Sierra and Misha were so incredibly different. Getting them both into adulthood without losing my sanity took a lot of work.

Sierra was dominant and bold. She was wild and aggressive her first 2 years of life. I had to work hard with her on being the pack leader (me, not her!). At three, all the training kicked in and she became the lovely Lab everyone loved.

With Misha I have had the exact opposite problem. Where Sierra challenged me every step of the way, Misha was submissive and fearful. She was afraid of noises, people, the aluminum foil roll. It seemed that her fears were endless.

She was coming along great. Then, just before her first birthday, my Dad died and her best friend, our elderly neighbor, moved away. I was emotionally upset. The house was crawling with family members packing boxes and moving things around. It was a couple weeks before I realized the negative effect this was having on Misha's behavior. It was as if she had absorbed all the upsetting emotions in the household and was lashing out.

I moved a month later and getting Misha back into emotional shape became my top priority. Things got worse before they got better. I worked with her every day using many of the things I learned with Sierra. I took my lumps and went through a lot of band aids, but I didn't give up. Slowly but surely she came around and she began to trust people again.

Progress Has Been Made

Misha is now five years old. She has come a long way since we moved in July of 2010. Maturity has softened some of her edges. Dog training has worked out some of her problems. I will have to admit that she isn't perfect. She's a fearful dog. It's something I'm always going to be dealing with. Sedatives for Vet visits are mandatory.

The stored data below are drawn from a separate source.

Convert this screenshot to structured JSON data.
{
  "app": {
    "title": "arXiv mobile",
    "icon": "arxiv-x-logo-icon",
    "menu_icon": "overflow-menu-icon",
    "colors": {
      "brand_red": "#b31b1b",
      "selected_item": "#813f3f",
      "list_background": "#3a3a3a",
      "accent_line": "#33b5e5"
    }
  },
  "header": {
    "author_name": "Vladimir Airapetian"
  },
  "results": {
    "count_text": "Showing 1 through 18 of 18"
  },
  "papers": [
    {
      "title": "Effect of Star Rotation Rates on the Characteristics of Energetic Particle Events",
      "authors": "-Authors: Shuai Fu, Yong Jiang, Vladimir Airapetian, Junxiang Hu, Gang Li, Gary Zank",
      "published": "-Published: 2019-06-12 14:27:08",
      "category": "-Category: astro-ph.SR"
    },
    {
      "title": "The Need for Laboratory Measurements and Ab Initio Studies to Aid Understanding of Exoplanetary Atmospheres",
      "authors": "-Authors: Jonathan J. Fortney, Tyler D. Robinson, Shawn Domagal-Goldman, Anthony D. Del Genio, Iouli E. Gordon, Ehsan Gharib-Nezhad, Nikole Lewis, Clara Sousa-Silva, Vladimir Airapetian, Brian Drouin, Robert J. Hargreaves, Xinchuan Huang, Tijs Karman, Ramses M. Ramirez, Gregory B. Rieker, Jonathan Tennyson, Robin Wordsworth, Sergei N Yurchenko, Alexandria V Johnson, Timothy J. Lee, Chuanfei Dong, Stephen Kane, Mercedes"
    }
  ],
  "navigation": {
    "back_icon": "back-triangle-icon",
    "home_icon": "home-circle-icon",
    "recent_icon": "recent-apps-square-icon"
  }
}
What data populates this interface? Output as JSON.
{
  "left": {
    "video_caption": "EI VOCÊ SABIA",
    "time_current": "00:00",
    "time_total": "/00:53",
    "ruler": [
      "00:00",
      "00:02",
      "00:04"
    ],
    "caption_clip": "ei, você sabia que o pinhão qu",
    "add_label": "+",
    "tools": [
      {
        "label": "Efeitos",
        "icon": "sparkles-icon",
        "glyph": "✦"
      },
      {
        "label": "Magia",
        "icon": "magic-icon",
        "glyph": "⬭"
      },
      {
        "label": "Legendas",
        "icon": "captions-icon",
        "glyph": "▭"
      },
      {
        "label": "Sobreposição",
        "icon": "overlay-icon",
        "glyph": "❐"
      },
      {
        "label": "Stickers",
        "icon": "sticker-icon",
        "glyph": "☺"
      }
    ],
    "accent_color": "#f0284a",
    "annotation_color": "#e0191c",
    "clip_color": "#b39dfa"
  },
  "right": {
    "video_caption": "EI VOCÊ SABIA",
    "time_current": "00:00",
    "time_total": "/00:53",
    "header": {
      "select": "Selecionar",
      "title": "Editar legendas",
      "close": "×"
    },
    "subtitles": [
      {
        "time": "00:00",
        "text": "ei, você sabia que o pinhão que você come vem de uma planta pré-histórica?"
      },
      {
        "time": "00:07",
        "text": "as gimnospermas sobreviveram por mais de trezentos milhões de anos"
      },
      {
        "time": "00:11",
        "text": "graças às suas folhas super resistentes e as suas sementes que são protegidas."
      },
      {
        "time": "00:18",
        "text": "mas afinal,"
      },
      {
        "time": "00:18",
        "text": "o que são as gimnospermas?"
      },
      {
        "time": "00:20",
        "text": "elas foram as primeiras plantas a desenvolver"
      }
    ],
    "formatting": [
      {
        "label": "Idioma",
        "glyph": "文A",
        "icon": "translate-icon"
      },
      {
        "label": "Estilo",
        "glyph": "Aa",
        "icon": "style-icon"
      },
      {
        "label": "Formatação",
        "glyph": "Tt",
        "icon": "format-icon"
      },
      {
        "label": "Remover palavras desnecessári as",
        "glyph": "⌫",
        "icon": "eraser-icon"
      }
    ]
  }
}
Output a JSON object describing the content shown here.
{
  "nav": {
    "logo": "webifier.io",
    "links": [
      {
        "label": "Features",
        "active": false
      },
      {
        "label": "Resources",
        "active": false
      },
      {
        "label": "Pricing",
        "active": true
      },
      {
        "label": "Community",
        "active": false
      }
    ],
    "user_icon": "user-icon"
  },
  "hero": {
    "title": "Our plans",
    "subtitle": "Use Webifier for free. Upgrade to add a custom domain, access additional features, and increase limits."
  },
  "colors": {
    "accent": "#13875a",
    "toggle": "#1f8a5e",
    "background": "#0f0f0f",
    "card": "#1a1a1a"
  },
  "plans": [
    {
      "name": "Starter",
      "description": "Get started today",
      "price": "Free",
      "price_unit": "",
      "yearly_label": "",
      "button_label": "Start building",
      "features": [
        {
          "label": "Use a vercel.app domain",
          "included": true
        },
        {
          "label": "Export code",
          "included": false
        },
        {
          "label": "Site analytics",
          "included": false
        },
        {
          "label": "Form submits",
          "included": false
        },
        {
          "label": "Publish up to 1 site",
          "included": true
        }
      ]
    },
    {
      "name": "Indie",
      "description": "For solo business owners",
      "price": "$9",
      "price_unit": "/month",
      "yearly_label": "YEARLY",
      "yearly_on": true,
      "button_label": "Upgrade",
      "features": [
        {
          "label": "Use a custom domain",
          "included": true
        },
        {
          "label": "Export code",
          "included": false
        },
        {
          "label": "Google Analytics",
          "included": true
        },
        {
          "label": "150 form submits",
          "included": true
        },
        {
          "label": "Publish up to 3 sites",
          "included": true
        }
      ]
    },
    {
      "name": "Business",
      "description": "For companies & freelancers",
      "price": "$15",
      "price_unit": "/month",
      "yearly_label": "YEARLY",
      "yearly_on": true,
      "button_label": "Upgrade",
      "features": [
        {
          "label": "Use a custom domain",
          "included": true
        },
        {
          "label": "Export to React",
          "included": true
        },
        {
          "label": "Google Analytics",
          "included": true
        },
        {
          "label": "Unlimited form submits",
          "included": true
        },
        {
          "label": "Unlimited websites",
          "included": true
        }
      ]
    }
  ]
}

She has matured in these 5 years and she even pays attention to most (I said, most) of my commands. With continued hard work and maturity, she will become a better behaved, feisty little dog. No one ever said this dog mothering was easy.

Holding On To The Memories

I like to remember different things about my dog. She does so many funny things. A journal is a nice way to save the memories.

All About My Dog
All About My Dog
This special journal is designed to help you keep track of various things related to your dog. It is formatted in fill in the blank style with many prompts.
Sierra, the amputee dog
Sierra, the amputee dog | Source

Saying Goodbye is Never Easy

When Our Dear Dogs Depart

Dogs spend too short of time here on Earth. It seems just as we get them trained and comfortable their time is up.

I was very fortunate with Sierra. Her amputation gave her 3 1/2 extra years. Her last three months got progressively more difficult. Her health was diminishing and I knew that we didn't have much time left together.

I fretted constantly over when it would be time to have her put to sleep. I've faced that decision before. It is never easy no matter the circumstances. We know we don't want our babies to suffer, but it's never easy deciding to end their lives even when it ends their suffering.

But, Sierra being who she was, made up her mind to do it her way on her own terms. I am truly grateful that I was given those extra years with her. But miss her all the same.

Thank you for visiting and reading about my adventures as a Dog Mom.